Border guard tied to mob
OTTAWA—A Canadian border guard had known ties to organized crime, protected those associates, and used his own position to evade the law, an investigation by the federal public sector watchdog has found.
The guard’s relationship with organized crime dates back to before he joined the Canada Border Services Agency, an association his supervisors have known about for at least four years, public sector integrity commissioner Mario Dion reported today.
“He essentially renounced his obligations and enforcement responsibilities and therefore failed to fulfil one of his core duties in maintaining safety at the border,” he said.
The officer was fired after the commissioner’s report was submitted to CBSA, he added.
The guard can’t named because of privacy laws, nor did Dion disclose the name of the criminal organization in question, except to say it operates throughout Canada and around the world.
The officer was stationed at the Pigeon River crossing near Thunder Bay and police there are still investigating the case, Dion noted.
“We did not discover any evidence of actual efforts to facilitate the transmission of goods,” he said.
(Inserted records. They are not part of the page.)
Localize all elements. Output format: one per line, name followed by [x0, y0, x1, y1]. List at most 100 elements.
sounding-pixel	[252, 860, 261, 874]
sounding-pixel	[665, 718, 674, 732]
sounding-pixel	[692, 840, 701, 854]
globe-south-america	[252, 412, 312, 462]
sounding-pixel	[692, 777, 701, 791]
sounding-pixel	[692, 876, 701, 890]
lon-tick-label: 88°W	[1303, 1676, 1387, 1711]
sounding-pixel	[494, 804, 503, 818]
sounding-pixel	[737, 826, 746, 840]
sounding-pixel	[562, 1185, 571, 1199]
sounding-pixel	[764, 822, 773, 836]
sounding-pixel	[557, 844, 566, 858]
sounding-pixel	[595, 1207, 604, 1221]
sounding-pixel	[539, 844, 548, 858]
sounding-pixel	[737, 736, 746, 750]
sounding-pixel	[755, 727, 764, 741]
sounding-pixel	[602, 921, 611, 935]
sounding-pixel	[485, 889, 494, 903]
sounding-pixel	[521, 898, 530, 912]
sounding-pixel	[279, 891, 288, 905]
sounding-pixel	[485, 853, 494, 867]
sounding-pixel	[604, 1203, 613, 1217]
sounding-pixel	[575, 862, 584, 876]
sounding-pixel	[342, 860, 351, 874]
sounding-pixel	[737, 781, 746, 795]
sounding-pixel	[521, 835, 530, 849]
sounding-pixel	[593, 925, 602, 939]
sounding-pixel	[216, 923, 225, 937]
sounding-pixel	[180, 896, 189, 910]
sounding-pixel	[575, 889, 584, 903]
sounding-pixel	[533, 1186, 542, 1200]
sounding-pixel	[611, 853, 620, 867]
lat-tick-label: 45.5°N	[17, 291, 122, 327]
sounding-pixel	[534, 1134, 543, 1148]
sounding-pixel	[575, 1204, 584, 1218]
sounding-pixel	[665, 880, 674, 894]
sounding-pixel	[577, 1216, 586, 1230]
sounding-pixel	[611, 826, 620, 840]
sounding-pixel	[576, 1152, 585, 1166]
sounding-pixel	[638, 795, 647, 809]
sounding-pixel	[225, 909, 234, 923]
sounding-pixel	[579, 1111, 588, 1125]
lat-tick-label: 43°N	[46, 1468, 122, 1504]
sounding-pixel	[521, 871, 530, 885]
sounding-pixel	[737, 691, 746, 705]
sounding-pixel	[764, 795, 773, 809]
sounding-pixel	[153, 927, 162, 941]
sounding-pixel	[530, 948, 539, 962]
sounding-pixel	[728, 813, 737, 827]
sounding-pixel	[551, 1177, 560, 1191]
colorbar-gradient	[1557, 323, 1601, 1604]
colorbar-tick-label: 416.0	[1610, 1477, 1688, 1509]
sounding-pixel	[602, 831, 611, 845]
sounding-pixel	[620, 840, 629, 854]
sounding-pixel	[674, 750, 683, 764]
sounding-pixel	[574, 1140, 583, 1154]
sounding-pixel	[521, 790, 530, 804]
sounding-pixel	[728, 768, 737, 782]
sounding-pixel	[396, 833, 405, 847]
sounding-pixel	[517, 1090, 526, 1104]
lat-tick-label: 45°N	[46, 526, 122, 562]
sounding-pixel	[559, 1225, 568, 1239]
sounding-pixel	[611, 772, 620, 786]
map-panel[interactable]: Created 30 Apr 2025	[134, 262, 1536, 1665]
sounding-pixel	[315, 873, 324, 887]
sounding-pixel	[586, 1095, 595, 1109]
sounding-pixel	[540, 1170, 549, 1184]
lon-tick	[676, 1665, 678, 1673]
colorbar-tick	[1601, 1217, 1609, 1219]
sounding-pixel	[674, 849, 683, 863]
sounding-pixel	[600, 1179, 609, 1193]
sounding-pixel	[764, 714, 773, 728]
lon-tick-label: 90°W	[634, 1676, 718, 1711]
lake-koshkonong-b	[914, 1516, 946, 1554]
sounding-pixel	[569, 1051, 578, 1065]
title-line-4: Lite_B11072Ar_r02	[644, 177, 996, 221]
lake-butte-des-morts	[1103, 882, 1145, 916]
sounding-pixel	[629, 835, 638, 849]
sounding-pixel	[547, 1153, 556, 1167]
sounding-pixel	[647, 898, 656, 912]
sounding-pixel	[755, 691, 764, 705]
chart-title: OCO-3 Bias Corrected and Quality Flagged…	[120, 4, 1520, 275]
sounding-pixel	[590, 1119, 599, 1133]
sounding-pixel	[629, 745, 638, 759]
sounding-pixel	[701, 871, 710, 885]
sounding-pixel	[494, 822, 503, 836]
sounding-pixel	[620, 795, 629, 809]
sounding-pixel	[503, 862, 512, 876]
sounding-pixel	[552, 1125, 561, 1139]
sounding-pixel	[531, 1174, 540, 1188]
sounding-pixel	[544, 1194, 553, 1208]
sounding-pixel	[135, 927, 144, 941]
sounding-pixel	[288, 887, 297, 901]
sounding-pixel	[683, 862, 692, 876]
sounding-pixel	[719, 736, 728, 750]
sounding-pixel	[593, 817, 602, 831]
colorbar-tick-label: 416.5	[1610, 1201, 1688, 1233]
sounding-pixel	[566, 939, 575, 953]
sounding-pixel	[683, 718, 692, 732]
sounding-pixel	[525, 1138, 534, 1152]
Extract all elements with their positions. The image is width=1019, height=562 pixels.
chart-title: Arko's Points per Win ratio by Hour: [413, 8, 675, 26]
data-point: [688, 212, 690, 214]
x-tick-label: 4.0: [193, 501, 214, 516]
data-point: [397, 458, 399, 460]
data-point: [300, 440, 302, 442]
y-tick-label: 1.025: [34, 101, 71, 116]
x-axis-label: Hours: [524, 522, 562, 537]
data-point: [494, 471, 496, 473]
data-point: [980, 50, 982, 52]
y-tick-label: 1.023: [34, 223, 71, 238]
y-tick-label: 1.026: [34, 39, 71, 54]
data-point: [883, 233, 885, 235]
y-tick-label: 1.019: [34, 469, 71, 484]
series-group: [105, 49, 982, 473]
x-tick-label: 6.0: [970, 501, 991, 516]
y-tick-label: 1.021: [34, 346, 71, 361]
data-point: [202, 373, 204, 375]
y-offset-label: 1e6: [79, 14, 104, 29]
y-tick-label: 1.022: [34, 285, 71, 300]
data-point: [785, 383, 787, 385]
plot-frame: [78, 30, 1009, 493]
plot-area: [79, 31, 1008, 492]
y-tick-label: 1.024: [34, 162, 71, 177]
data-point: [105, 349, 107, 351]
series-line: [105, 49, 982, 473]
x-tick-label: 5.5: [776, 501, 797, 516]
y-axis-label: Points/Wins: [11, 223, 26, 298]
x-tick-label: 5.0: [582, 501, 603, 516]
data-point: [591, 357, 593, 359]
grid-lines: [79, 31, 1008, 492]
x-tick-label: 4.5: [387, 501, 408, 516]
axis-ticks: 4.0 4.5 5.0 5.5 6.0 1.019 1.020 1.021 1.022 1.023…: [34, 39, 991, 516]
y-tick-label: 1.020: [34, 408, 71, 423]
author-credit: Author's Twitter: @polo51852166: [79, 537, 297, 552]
“We simply were in a position to determine that on at least two occasions, this particular officer did not execute his duties as per the code of conduct.”
On one occasion, the guard was at a Thunder Bay bar with two known associates of local organized crime around 2 a.m. when police arrived on the scene.
“The officer referred to above identified himself as a CBSA employee as a means to evade the law during a police operation in a local bar, which forms part of the overall finding of a serious breach of a code of conduct,” the report found.
The officer also failed to fully search individuals and cars that were supposed to be under scrutiny by border guards.
One of the people the guard refused to search was described by police as “a ‘participant’ in the ‘number-one criminal organization’ in Ontario.”
The officer told investigators that since he wasn’t involved in any criminal activities, he didn’t see his relationship with the individuals as a problem.
But those relationships clearly posed a risk for the agency, the report said.
“The officer’s off-duty conduct and affiliation with known organized crime figures was highly-inappropriate for a law enforcement officer and had the potential to harm the CBSA’s reputation,” it noted.